Renee Garfinkel Ph.D.

Time Out


What Does It Take To Be A Traitor?

Posted Dec 26, 2011

Millions of words were written in 2011 demanding less government and smaller government.  Conservatives and Republicans were especially aggressive in their calls for government to reduce its reach and its size.  But at the tail end of the year, in a rare burst of bipartisanship, the government grabbed more power, and we citizens lost a little more of our liberty.

Congress just passed National Defense Authorization Act HR 1540, giving itself the power to imprison indefinitely and without trial any U.S. citizen accused of "being part of or substantially supporting Al Queda, the Taliban or associated forces without trial until the end of hostilities".

Al Queda, the Taliban and associated forces are indeed dangerous   enemies.  And the term for supporting one's country's enemies is this...treason.  Simply put, Congress has passed a bill that empowers the government to accuse you of treason and imprison you forever, without ever having to prove its case. 

Has the fear of treason led us to betray the Bill of Rights?

Although Al Queda and the Taliban are the latest dangerous enemies, there's nothing at all new about treason.  The U.S. has dealt with traitors since the very beginning of the Republic. 

What does it take to be a traitor? There are 3 basic motivators: money, ideology, and ego.  The greatest of these is ego. 

Let's look at some famous traitors, and see how it works:

Benedict Arnold, whose very name is a synonym for treason, started out as a patriot for the revolution.  But after having been passed over by lesser men for honors he knew he deserved, he became disillusioned with the American Revolution. That, plus a fee of 25,000 British pounds, convinced him to conspire to turn his command of West Point over to the British. His co-conspirator was captured, court-martialed, convicted and executed.  Arnold fled and died in disgrace.  The American Revolution succeeded 

More recently, there was Robert Hanssen, a man who spent years spying for the Soviet Union and then Russia.  He was a "mole" who betrayed his country while working in FBI counterintelligence.  Hanssen was a brilliant and capable man, who, like many traitors, was convinced of his own superiority. Like Benedict Arnold, Hanssen was disillusioned by a system that withheld from him the respect he felt he deserved. Oh, and the Russians paid him, too. Hanssen was tried and convicted, and is serving a sentence of life without parole. There's no more Soviet Union. America survived this blow.
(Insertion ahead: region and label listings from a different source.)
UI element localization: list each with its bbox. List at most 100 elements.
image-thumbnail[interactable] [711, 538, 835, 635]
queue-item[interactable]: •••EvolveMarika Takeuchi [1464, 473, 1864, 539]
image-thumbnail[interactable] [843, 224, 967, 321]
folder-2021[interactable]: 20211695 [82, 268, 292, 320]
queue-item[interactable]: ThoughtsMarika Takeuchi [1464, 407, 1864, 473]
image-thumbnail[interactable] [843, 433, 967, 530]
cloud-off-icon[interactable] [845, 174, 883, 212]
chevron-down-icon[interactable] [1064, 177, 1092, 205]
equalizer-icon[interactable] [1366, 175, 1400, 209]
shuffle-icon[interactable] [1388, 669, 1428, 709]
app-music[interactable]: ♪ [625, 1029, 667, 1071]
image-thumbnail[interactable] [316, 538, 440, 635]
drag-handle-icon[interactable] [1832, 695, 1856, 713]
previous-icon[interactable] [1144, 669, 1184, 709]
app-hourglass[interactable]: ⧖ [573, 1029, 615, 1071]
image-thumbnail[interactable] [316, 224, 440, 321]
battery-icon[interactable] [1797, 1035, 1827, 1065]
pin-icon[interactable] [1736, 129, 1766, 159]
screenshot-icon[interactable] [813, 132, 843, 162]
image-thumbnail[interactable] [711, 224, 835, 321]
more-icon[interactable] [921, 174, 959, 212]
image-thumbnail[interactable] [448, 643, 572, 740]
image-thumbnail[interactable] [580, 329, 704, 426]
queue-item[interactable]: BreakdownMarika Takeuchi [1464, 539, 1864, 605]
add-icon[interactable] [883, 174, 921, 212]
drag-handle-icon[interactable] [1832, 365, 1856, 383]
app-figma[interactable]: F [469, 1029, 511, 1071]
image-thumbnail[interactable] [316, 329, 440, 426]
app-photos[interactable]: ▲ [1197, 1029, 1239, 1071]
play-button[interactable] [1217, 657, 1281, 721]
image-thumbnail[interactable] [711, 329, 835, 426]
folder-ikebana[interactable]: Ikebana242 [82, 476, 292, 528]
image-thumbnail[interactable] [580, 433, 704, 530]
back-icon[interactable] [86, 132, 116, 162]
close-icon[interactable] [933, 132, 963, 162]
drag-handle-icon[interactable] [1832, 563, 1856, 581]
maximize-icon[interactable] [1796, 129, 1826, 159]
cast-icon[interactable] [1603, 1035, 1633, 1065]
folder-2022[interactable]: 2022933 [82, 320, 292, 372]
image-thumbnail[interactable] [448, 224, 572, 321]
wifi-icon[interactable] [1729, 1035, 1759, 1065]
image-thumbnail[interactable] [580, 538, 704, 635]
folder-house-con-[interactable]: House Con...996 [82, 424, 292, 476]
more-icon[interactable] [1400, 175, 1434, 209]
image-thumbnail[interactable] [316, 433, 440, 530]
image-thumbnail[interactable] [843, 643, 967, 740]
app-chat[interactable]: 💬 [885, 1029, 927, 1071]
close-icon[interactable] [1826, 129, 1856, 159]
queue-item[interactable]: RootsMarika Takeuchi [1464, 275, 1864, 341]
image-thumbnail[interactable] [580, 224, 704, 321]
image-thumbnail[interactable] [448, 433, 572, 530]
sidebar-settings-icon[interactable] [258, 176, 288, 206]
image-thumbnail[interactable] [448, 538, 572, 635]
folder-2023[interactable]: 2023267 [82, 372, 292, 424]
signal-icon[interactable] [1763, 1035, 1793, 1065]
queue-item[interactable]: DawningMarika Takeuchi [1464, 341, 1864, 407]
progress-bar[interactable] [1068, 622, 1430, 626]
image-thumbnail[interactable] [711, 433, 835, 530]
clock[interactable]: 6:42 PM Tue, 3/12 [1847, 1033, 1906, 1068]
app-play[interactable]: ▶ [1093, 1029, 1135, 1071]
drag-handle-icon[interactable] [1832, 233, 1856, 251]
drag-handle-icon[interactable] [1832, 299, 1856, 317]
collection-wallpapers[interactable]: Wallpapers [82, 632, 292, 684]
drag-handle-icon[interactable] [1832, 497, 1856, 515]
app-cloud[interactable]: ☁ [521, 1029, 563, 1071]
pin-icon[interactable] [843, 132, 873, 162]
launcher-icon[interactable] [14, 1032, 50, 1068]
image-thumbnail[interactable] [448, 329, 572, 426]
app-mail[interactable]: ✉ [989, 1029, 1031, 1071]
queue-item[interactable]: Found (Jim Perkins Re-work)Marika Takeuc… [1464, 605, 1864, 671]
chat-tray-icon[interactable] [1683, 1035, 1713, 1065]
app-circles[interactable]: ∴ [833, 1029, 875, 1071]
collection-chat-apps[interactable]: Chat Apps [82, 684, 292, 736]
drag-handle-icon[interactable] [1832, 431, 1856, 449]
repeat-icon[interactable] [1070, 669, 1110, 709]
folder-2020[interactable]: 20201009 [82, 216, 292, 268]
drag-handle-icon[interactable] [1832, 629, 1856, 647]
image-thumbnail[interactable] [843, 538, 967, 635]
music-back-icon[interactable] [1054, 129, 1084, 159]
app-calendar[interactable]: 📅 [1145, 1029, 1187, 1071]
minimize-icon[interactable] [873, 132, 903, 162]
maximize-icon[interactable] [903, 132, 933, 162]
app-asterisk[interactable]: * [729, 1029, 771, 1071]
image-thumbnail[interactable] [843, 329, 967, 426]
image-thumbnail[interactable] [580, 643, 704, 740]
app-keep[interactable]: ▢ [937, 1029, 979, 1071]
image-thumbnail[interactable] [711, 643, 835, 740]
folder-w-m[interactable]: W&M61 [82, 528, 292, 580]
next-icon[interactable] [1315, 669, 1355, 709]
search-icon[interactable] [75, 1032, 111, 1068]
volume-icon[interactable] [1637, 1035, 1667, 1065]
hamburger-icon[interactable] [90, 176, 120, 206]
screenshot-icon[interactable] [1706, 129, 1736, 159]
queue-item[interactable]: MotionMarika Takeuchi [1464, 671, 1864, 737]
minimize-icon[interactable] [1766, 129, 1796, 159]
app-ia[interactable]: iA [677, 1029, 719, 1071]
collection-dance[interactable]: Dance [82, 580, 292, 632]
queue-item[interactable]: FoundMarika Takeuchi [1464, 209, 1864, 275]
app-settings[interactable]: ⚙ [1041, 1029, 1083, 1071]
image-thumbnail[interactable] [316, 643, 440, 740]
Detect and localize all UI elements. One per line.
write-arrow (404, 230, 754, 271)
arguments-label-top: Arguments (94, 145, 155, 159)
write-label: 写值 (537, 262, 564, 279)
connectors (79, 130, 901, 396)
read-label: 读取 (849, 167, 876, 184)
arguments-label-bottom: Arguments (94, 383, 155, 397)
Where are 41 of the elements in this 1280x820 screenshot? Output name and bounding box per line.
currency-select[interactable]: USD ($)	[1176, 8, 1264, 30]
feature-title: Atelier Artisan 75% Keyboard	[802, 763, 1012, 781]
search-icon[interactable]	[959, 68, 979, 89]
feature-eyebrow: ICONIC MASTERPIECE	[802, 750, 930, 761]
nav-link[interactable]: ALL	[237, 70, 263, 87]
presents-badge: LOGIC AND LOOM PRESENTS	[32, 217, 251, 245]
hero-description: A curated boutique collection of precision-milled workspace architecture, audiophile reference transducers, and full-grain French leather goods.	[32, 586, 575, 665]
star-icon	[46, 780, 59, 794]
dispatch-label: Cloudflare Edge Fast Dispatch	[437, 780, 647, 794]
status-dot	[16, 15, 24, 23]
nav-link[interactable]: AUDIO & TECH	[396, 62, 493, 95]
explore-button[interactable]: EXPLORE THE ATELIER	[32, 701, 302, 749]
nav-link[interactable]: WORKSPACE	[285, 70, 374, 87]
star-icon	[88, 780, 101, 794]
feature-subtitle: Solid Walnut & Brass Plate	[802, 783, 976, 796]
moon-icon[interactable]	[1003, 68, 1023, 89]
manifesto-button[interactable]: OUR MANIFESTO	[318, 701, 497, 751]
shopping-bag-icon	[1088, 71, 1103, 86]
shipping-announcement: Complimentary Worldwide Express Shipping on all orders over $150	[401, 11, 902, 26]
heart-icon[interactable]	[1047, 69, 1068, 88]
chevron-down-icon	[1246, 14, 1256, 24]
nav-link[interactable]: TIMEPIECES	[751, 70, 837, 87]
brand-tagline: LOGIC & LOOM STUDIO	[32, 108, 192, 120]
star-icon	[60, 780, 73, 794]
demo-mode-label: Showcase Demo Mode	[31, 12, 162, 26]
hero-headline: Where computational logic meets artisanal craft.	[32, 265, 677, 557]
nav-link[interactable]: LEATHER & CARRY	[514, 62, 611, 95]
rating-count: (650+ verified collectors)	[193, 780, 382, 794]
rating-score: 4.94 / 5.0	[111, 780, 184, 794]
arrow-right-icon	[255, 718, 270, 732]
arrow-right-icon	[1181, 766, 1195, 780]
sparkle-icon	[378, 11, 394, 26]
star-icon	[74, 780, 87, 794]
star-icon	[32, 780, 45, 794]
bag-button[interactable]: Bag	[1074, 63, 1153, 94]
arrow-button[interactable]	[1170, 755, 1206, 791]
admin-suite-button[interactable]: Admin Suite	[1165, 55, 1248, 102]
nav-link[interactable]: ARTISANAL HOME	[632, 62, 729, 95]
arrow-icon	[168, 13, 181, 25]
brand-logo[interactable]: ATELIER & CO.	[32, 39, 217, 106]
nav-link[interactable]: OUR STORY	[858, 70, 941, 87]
In an ongoing case that is arguably treason, Major Nidal Malik Hasan is the army psychiatrist who killed and injured dozens of people at Ft. Hood, Texas. Hasan faces court martial and possibly the death penalty.  What motivated his treachery? According to news reports, he disapproved of U.S. military policy and found it contradictory to his ideology. We might also consider money to have been a factor, since if the good doctor's convictions made him quit the army he would have had to pay back their considerable investment in his education.

We shall see justice meted out in this case, as well.

Money, ideology, ego.  Since this trifecta is always in play, treason will remain a powerful threat.  It is indeed frightening to think that people who live among us might betray us. 

Has the fear of treason led us to betray our Bill of Rights?